On this occasion, the archaeologists used non-invasive techniques such as the Lidar laser detection system, geophysical surveys, satellite imagery, and thermography. Thus, they found that under the grass of the meadows “there was an archaeological substrate” that included some large and extensively plundered baths, as well as a well-preserved canal. But the Covid-19 pandemic brought a halt to the work. When it was resumed, in 2021, the team detected a garbage dump used between the first and fourth centuries, several buildings separated by a road and “a large residential nucleus” with the aforementioned well, which retains the stonework marks of those who opened it up two millennia ago.

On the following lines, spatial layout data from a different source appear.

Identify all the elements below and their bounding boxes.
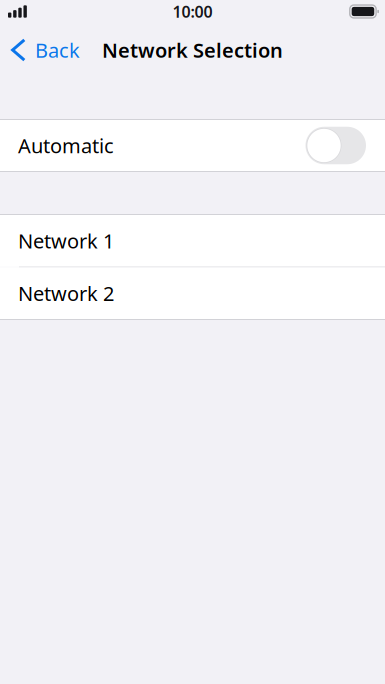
staticText: Automatic (18, 132, 114, 159)
button[interactable]: Network 2 (0, 268, 385, 319)
staticText: Network Selection (102, 37, 283, 63)
staticText: Back (35, 37, 80, 63)
button[interactable]: Network 1 (0, 215, 385, 266)
staticText: 10:00 (172, 1, 212, 22)
staticText: Network 1 (18, 228, 114, 254)
button[interactable]: Back (0, 28, 90, 72)
staticText: Network 2 (18, 280, 114, 307)
button[interactable]: Automatic (0, 120, 385, 171)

Vivienda excavada con pozo hallada en Locus Asturum.
A house uncovered during excavations at Lucus Asturum.Esperanza Martín

“The remains we found, due to the anoxia generated by the high water table in the area, are in an exceptional state,” says Martín. “The silts have created an anaerobic environment thanks to the plasticity of the clays that compose them, so the organic materials have been perfectly preserved.” At a depth of about three meters, the specialists extracted part of the wooden cover of the well, a tiled floor for the decantation of silts, several jars, seeds, chestnuts, pine nuts, mollusks, the remains of domestic and wild fauna, an acetre, or bronze, cauldron, a small metal ring and the sandal, among other objects. “It is almost complete and retains the cutting notches to hold it in the upper leg area. It is more than likely that it was lost by someone who came in to clean [the well] when it got caught in the silt. It is a unique object as it is decorated.”

The footwear is currently refrigerated to avoid degradation until it can be restored and exhibited in the Archaeological Museum of Asturias. The sandal will thus tell visitors the story of how 2,000 years ago, a rather well-dressed individual descended into a well in Lucus Asturum to extract the mud that was spoiling the water supply to his home.